In fact, a dialogue may be even less attainable now. As if the "death panel" label weren't destructive enough, recent health care reform discussions have linked end-of-life care to cost-savings and rationing. So whereas five years ago the public was afraid that family members might "pull the plug," now those fears have focused on Congress.

It's no surprise, then, that Congress has shied away from end of life care. As a result, advance care planning was never given the consideration it deserved in the Senate bill and eventually dropped out of sight. In fact, it's unlikely that we can expect any meaningful end-of-life care legislation from Washington in the foreseeable future. End-of-life care has proven to be too divisive, and too politically dangerous.

And that's too bad, because now more than ever, we need Congress to take end-of-life care seriously. At a minimum, we still need legislation that will encourage physicians to take the time to talk to patients about the choices that are available to them. That wouldn't prevent a recurrence of the Schiavo case, but it's an essential first step.
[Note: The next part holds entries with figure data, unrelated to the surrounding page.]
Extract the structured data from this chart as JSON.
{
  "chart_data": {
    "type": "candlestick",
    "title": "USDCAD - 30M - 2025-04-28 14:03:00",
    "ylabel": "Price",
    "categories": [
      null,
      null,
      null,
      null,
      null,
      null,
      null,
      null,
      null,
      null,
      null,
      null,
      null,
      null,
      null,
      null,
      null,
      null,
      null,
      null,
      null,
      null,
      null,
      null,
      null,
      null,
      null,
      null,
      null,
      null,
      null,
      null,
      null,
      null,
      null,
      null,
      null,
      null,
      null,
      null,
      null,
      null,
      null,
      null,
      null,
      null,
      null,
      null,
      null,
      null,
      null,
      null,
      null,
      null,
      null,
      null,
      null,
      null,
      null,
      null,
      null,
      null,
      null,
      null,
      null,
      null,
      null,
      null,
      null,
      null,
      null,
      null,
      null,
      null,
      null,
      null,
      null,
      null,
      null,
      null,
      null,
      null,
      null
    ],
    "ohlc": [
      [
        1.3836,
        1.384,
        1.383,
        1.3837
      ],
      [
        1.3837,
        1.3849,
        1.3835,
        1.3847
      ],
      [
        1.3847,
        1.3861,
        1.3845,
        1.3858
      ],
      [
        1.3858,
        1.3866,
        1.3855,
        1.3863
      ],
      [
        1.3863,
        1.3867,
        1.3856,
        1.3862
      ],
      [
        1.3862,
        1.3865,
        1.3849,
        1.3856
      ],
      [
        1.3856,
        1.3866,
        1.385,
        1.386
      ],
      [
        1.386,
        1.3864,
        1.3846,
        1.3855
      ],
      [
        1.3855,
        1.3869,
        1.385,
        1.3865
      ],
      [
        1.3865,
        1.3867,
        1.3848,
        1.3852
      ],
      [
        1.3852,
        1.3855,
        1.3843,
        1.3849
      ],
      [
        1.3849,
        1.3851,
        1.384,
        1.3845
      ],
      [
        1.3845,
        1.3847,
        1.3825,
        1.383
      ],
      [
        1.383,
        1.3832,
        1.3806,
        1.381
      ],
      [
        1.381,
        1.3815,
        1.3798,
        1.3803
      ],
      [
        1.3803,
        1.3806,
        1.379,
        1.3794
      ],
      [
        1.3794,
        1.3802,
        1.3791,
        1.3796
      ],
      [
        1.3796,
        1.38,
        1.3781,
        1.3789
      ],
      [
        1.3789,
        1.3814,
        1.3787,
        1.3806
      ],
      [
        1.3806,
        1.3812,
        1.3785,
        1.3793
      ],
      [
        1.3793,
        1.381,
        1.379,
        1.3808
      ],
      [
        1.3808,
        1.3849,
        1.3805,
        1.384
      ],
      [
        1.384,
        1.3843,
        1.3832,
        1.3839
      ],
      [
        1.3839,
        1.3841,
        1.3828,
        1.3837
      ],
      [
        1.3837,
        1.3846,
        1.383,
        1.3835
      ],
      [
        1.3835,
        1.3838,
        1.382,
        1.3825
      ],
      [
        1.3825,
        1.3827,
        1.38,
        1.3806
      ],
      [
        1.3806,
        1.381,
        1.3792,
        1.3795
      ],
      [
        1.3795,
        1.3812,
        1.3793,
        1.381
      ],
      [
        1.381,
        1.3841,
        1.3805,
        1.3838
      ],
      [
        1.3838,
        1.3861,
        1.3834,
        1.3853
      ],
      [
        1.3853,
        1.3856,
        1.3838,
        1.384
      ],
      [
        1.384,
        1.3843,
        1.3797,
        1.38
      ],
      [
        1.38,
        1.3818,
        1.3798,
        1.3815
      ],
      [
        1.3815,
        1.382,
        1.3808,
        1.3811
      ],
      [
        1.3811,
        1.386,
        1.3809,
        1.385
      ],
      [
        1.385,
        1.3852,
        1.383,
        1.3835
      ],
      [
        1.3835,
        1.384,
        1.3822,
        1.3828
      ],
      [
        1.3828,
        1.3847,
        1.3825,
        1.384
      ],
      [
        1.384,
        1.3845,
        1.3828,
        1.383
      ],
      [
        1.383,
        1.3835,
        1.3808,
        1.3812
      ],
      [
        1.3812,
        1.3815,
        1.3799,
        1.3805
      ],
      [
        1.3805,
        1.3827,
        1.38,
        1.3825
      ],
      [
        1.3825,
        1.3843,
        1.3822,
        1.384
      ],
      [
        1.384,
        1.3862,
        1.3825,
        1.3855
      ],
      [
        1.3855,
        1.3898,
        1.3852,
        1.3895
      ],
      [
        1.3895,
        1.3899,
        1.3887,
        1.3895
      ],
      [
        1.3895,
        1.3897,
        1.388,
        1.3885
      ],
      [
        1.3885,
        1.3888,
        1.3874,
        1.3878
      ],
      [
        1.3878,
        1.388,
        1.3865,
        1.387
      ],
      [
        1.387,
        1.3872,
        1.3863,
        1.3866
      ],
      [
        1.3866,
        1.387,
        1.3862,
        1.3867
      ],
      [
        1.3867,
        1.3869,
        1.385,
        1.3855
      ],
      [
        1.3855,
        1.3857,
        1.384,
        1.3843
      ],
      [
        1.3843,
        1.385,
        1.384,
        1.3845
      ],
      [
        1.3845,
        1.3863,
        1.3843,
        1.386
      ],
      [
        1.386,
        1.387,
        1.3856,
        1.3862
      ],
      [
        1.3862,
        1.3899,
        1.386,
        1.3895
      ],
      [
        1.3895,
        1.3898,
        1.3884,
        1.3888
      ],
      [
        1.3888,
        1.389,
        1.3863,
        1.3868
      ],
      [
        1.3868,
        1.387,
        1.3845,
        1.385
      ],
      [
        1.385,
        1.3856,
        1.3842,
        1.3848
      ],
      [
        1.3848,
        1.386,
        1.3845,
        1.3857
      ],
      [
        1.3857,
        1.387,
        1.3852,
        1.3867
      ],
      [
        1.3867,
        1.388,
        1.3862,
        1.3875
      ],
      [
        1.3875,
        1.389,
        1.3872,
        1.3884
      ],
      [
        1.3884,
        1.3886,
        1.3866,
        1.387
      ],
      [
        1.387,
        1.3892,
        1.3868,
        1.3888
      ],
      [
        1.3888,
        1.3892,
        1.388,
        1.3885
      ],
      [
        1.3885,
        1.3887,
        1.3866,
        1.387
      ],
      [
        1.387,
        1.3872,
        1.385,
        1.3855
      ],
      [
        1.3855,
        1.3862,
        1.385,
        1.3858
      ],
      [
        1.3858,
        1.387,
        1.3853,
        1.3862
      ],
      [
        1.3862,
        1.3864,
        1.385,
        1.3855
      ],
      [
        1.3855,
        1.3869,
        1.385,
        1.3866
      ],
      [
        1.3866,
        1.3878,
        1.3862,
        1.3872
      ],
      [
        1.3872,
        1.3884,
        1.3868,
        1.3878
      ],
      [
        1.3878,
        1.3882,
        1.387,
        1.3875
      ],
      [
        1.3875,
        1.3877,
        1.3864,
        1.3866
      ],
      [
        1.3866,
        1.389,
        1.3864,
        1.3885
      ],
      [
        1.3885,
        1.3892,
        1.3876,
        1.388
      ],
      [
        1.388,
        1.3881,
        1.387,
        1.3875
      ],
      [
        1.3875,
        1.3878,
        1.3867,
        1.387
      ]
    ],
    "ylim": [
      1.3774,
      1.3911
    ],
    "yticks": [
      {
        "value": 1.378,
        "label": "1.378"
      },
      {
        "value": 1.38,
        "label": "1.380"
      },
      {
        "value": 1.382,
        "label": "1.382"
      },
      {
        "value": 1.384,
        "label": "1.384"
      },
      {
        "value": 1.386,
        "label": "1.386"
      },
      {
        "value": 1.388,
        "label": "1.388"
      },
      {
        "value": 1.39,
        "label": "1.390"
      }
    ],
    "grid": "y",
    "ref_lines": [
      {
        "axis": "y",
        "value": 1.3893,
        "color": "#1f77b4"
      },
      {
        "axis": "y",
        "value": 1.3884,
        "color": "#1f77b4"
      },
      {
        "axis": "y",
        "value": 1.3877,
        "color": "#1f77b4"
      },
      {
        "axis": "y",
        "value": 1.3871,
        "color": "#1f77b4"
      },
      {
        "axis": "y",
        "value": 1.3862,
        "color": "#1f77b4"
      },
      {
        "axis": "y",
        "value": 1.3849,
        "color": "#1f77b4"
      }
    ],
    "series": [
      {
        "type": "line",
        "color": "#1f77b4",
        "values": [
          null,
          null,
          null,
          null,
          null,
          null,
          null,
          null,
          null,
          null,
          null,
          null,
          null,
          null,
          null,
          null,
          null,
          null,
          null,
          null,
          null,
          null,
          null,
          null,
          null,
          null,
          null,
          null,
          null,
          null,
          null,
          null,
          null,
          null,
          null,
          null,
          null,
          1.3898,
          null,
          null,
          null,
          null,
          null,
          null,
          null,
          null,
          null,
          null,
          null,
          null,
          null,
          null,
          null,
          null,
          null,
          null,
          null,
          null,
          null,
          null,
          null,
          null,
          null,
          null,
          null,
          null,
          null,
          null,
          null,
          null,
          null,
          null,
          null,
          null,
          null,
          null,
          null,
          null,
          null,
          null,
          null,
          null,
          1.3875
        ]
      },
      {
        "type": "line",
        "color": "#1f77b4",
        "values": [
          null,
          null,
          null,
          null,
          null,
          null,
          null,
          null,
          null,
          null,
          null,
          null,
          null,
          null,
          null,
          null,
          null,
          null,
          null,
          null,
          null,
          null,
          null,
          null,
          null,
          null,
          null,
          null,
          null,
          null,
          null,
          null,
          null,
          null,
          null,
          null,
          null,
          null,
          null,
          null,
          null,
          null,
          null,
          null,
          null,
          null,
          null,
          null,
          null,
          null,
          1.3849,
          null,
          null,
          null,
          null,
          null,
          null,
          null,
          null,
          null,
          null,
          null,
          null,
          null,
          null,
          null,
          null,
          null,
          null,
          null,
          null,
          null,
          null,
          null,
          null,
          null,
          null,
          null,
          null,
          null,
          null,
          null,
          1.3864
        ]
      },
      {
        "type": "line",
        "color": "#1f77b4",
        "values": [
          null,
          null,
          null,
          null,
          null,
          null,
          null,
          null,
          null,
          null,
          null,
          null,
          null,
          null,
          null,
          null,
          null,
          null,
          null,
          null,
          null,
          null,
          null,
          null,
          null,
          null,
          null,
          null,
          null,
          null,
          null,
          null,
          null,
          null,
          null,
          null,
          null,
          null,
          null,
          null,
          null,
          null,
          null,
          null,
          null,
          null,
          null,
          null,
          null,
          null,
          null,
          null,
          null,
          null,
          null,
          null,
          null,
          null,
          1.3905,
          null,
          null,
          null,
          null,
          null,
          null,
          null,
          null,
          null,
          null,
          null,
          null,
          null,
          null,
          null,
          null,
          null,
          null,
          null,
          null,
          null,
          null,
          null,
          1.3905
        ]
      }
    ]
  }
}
There are other issues that Congress should address, too. For instance, we need legislation to update the Medicare Hospice Benefit, which pays for the hospice care of more than one million people every year but has remained essentially unchanged for more than 25 years. Congress should also take steps to ensure that the hospitals, hospices, and nursing homes that care for patients like Terri are held accountable for the quality of care they provide.

The chief lesson of Terri Schiavo's death, if we'd been paying attention, was that we can't afford to ignore end-of-life care. Nor can we afford to let Congress do so. We will all need high-quality end-of-life care eventually, and we'll all want to receive treatment that is consistent with our preferences. High-quality care at the end of life is as important now as it was five years ago, and it's time to take it seriously.